Two things to note here: the concatenated nuclear data, here summarised by genus-consensus sequences (hence, little data gaps), are much more divergent than the concatenated and consensed plastid data covering much more base pairs and gene regions. This classic plastid data prefers a Betuloideae grade — a data/ branching artefact that can be overcome by changing to a dating framework (Grimm & Renner 2013) or, apparently, using complete plastomes (Yang et al. 2019). When we combine both, this conflicting signal overprints the one in the nuclear partitions (Li et al. 2004) unless you stick to the most conservative bits (matK, rbcL, trnL/LF region, and atpB-rbcL spacer; Xiang et al.'s Betulaceae subtree, with ambiguous support). A point for Yang et al., but effectively missing from the paper because they didn't bother about reading Forest et al.'s (or our) paper before they trash-binned them.

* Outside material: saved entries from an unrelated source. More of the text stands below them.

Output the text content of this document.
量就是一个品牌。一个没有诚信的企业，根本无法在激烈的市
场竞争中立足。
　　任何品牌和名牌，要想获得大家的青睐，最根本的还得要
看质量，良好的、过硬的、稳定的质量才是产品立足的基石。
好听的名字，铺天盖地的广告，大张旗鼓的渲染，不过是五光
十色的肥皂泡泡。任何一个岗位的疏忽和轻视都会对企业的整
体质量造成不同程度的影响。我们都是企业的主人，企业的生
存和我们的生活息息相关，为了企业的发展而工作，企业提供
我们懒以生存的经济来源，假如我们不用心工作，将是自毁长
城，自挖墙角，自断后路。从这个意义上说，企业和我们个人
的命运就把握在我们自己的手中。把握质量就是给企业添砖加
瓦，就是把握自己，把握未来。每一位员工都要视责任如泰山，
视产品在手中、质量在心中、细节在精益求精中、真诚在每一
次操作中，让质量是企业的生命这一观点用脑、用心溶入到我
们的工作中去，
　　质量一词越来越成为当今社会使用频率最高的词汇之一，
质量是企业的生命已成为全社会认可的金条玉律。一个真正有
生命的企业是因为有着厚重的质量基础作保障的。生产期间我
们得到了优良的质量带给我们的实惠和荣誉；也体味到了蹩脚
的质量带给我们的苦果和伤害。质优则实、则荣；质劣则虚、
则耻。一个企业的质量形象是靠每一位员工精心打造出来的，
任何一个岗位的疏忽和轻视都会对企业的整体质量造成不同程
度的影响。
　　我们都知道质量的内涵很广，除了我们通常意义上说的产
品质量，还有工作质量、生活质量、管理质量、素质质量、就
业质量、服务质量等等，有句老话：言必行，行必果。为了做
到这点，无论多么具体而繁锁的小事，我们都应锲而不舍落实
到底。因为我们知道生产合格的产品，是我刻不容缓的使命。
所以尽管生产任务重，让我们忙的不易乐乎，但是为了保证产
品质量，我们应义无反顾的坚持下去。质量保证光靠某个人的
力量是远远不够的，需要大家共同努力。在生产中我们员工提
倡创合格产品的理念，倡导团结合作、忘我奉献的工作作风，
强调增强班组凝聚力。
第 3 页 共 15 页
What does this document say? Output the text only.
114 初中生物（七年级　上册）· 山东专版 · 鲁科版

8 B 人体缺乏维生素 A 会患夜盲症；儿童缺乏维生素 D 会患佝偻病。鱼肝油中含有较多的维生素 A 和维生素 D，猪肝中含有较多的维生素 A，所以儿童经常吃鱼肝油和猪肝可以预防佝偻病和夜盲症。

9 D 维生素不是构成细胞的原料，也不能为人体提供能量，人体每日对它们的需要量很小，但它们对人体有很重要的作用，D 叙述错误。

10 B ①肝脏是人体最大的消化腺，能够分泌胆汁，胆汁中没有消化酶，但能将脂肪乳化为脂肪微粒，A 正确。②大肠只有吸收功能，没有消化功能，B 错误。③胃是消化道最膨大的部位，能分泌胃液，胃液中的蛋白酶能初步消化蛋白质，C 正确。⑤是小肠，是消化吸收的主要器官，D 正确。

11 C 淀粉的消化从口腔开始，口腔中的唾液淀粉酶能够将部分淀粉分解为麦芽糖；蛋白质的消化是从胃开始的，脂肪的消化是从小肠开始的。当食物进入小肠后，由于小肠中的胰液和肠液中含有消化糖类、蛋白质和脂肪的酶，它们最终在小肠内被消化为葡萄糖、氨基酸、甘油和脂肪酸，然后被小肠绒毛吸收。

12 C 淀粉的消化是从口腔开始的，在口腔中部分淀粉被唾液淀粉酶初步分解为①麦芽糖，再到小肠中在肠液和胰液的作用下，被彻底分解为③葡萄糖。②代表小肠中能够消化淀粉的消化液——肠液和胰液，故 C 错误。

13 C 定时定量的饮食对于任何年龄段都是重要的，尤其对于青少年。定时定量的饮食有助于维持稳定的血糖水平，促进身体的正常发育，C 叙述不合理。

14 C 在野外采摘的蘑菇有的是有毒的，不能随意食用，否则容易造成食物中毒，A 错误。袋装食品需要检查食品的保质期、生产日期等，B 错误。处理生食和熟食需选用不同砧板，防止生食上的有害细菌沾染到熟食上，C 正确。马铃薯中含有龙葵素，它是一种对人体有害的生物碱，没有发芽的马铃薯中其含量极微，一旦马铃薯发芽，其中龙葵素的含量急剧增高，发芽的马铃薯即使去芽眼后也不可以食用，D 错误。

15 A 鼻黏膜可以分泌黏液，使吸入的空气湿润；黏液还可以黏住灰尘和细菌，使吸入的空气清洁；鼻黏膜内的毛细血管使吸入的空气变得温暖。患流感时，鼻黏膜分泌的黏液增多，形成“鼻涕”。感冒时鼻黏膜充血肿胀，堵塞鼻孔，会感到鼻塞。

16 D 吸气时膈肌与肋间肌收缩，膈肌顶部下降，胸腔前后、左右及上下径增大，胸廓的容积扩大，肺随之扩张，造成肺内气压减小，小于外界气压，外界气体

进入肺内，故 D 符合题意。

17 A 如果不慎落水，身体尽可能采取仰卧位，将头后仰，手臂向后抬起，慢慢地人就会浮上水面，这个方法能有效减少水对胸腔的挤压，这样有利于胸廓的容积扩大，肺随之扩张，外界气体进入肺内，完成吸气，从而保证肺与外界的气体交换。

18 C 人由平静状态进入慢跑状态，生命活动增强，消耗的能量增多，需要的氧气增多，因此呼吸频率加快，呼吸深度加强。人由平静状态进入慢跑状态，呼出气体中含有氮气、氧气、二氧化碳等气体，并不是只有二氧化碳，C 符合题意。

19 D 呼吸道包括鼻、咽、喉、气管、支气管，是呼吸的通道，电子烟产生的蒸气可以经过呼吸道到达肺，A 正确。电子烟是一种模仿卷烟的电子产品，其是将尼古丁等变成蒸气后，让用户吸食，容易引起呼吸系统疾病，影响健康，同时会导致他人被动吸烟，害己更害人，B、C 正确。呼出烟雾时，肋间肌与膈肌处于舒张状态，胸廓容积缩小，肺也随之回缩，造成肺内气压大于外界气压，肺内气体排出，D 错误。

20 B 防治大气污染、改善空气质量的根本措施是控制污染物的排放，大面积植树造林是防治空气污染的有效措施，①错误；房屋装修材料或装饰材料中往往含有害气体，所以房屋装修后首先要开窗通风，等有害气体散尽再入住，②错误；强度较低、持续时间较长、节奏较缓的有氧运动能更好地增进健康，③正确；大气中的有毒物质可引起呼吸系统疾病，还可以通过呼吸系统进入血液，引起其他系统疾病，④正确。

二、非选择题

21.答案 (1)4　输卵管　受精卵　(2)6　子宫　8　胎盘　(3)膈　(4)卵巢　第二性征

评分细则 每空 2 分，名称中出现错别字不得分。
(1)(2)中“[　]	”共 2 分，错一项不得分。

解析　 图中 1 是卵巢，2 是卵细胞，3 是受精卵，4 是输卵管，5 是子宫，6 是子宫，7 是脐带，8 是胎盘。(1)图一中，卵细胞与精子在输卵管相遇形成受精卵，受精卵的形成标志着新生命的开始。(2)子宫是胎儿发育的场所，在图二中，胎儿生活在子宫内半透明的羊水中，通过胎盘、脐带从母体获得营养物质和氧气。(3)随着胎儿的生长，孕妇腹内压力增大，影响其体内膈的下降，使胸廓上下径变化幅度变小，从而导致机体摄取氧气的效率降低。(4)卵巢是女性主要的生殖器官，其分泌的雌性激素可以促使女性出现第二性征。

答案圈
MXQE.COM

And, the plastids fail to resolve Ostrya as a clade, but the nuclear data does. The latter is not a "bias" due to the use of uninformative "DNA fragments", but a genuinely hard signal.

The 5.8 rDNA is one of the most conserved (and lineage-coherent) nuclear gene regions known and its mutations are partly structurally linked to those is the equally conserved 5' part of the 25S rDNA. They are extremely diagnostic and conserved within genera (in total, Fagales differ at 15 of the 156 basepairs and in the sequence of a 4-nt long terminal loop). In Betulaceae, the Betuloideae share one exclusive variant, as do the Coryloideae, and both differ by a single mutation in the small terminal loop (pos. 131–136 in the mature rRNA), with Ostryopsis (note its long terminal branch in the trees at the beginning) showing a further derivation.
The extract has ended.